Afin d'être en phase avec l'engagement du président de la République au sujet de la Fondation, le ministre délégué aux anciens combattants a également tenu un jugement sévère à l'égard de cette Fondation :  " La loi du 23 février 2005 portant reconnaissance de la Nation et contribution nationale en faveur des Français rapatriés a prévu la création d'une Fondation pour la mémoire de la guerre d'Algérie, des combats du Maroc et de Tunisie. Cette annonce répondait à la demande de nombreuses associations harkis qui souhaitaient pouvoir bénéficier d'une structure forte chargée de la matérialisation de la mémoire harki en France. Les statuts de la fondation ont été approuvés cinq années plus tard par décret du 3 août 2010. Seules les associations participant au financement de la fondation sont membres du conseil d'administration. L'organisation de cette structure exclut donc de fait la totalité des associations de harkis, de rapatriés et d'anciens combattants de la guerre d'Algérie. Dès lors, les travaux menés par la fondation ne pouvaient que s'éloigner fortement de son objet. Même si les deux colloques réalisés en 2011 et 2012, l'un sur le peuplement de l'Algérie, l'autre sur Abd el-Kader, ont rencontré un vif succès, cette fondation n'est pas à la hauteur des espoirs qu'elle a suscités.

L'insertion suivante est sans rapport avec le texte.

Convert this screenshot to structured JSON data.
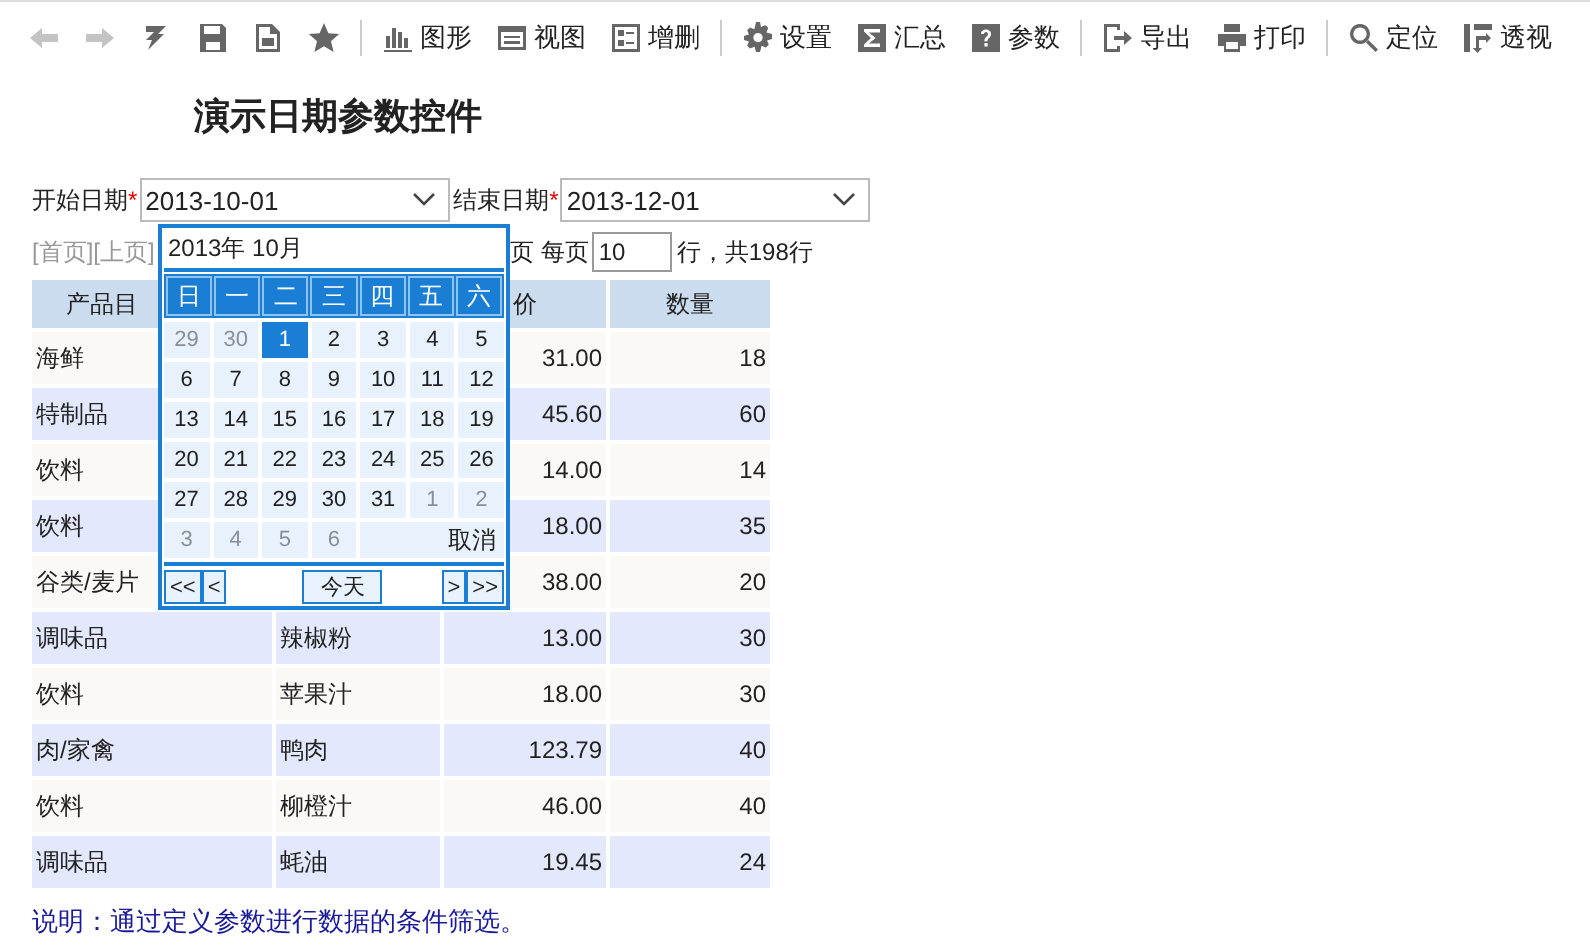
{
  "toolbar": {
    "groups": [
      [
        {
          "disabled": true
        },
        {
          "disabled": true
        },
        {
          "disabled": false
        },
        {
          "disabled": false
        },
        {
          "disabled": false
        },
        {
          "disabled": false
        }
      ],
      [
        {
          "label": "图形",
          "disabled": false
        },
        {
          "label": "视图",
          "disabled": false
        },
        {
          "label": "增删",
          "disabled": false
        }
      ],
      [
        {
          "label": "设置",
          "disabled": false
        },
        {
          "label": "汇总",
          "disabled": false
        },
        {
          "label": "参数",
          "disabled": false
        }
      ],
      [
        {
          "label": "导出",
          "disabled": false
        },
        {
          "label": "打印",
          "disabled": false
        }
      ],
      [
        {
          "label": "定位",
          "disabled": false
        },
        {
          "label": "透视",
          "disabled": false
        }
      ]
    ]
  },
  "title": "演示日期参数控件",
  "params": [
    {
      "label": "开始日期",
      "required_mark": "*",
      "value": "2013-10-01"
    },
    {
      "label": "结束日期",
      "required_mark": "*",
      "value": "2013-12-01"
    }
  ],
  "pagination": {
    "links": "[首页][上页]",
    "page_suffix": "页 每页",
    "per_page": "10",
    "total": "行，共198行"
  },
  "table": {
    "columns": [
      "产品目",
      "价",
      "数量"
    ],
    "rows": [
      {
        "category": "海鲜",
        "price": "31.00",
        "qty": "18"
      },
      {
        "category": "特制品",
        "price": "45.60",
        "qty": "60"
      },
      {
        "category": "饮料",
        "price": "14.00",
        "qty": "14"
      },
      {
        "category": "饮料",
        "price": "18.00",
        "qty": "35"
      },
      {
        "category": "谷类/麦片",
        "price": "38.00",
        "qty": "20"
      },
      {
        "category": "调味品",
        "product": "辣椒粉",
        "price": "13.00",
        "qty": "30"
      },
      {
        "category": "饮料",
        "product": "苹果汁",
        "price": "18.00",
        "qty": "30"
      },
      {
        "category": "肉/家禽",
        "product": "鸭肉",
        "price": "123.79",
        "qty": "40"
      },
      {
        "category": "饮料",
        "product": "柳橙汁",
        "price": "46.00",
        "qty": "40"
      },
      {
        "category": "调味品",
        "product": "蚝油",
        "price": "19.45",
        "qty": "24"
      }
    ]
  },
  "calendar": {
    "month": "2013年 10月",
    "weekdays": [
      "日",
      "一",
      "二",
      "三",
      "四",
      "五",
      "六"
    ],
    "days": [
      {
        "label": "29",
        "other_month": true,
        "selected": false
      },
      {
        "label": "30",
        "other_month": true,
        "selected": false
      },
      {
        "label": "1",
        "other_month": false,
        "selected": true
      },
      {
        "label": "2",
        "other_month": false,
        "selected": false
      },
      {
        "label": "3",
        "other_month": false,
        "selected": false
      },
      {
        "label": "4",
        "other_month": false,
        "selected": false
      },
      {
        "label": "5",
        "other_month": false,
        "selected": false
      },
      {
        "label": "6",
        "other_month": false,
        "selected": false
      },
      {
        "label": "7",
        "other_month": false,
        "selected": false
      },
      {
        "label": "8",
        "other_month": false,
        "selected": false
      },
      {
        "label": "9",
        "other_month": false,
        "selected": false
      },
      {
        "label": "10",
        "other_month": false,
        "selected": false
      },
      {
        "label": "11",
        "other_month": false,
        "selected": false
      },
      {
        "label": "12",
        "other_month": false,
        "selected": false
      },
      {
        "label": "13",
        "other_month": false,
        "selected": false
      },
      {
        "label": "14",
        "other_month": false,
        "selected": false
      },
      {
        "label": "15",
        "other_month": false,
        "selected": false
      },
      {
        "label": "16",
        "other_month": false,
        "selected": false
      },
      {
        "label": "17",
        "other_month": false,
        "selected": false
      },
      {
        "label": "18",
        "other_month": false,
        "selected": false
      },
      {
        "label": "19",
        "other_month": false,
        "selected": false
      },
      {
        "label": "20",
        "other_month": false,
        "selected": false
      },
      {
        "label": "21",
        "other_month": false,
        "selected": false
      },
      {
        "label": "22",
        "other_month": false,
        "selected": false
      },
      {
        "label": "23",
        "other_month": false,
        "selected": false
      },
      {
        "label": "24",
        "other_month": false,
        "selected": false
      },
      {
        "label": "25",
        "other_month": false,
        "selected": false
      },
      {
        "label": "26",
        "other_month": false,
        "selected": false
      },
      {
        "label": "27",
        "other_month": false,
        "selected": false
      },
      {
        "label": "28",
        "other_month": false,
        "selected": false
      },
      {
        "label": "29",
        "other_month": false,
        "selected": false
      },
      {
        "label": "30",
        "other_month": false,
        "selected": false
      },
      {
        "label": "31",
        "other_month": false,
        "selected": false
      },
      {
        "label": "1",
        "other_month": true,
        "selected": false
      },
      {
        "label": "2",
        "other_month": true,
        "selected": false
      },
      {
        "label": "3",
        "other_month": true,
        "selected": false
      },
      {
        "label": "4",
        "other_month": true,
        "selected": false
      },
      {
        "label": "5",
        "other_month": true,
        "selected": false
      },
      {
        "label": "6",
        "other_month": true,
        "selected": false
      }
    ],
    "cancel": "取消",
    "nav": {
      "prev_year": "<<",
      "prev_month": "<",
      "today": "今天",
      "next_month": ">",
      "next_year": ">>"
    }
  },
  "note": "说明：通过定义参数进行数据的条件筛选。"
}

L'orientation qu'elle a prise jusqu'à présent est contestée par les acteurs de la mémoire de la guerre d'Algérie ainsi que par des parlementaires. Se pose donc la question de savoir comment redéfinir ses missions ainsi que celle d'une meilleure reconnaissance à l'égard des harkis. C'est pourquoi, lors du débat budgétaire à l'Assemblée nationale, un amendement a été voté afin qu'un rapport soit rédigé sur le fonctionnement de la fondation. En parallèle de cette disposition, le Gouvernement a décidé de réorienter les travaux de la fondation - qui devra en particulier se consacrer à la sauvegarde de la mémoire des harkis en France - tout en favorisant la participation aux travaux et à la direction de la fondation des acteurs de la mémoire de la guerre d'Algérie. Le bilan de cette réorientation sera effectué à la fin de l'année 2013 et des décisions définitives seront prises".

Il ressort du rapport remis au Parlement que le ministre délégué aux anciens combattants a finalement renoncé à réformer la Fondation.

A défaut de vouloir réformer la Fondation par une initiative gouvernementale, le Premier ministre Jean-Marc AYRAULT pourrait être contraint et forcé prochainement à devoir mener cette réforme de la Fondation sous la contrainte du Conseil d'Etat. La Haute juridiction doit rendre prochainement un arrêt sur ce point très prochainement.

Si le Conseil d'Etat annule le décret du 3 août 2010 ayant reconnu d'utilité publique cette fondation, cette annulation entrainera automatiquement la dissolution de la Fondation pour la mémoire de la Guerre d'Algérie, des combats du Maroc et de la Tunisie telle qu'elle existe actuellement.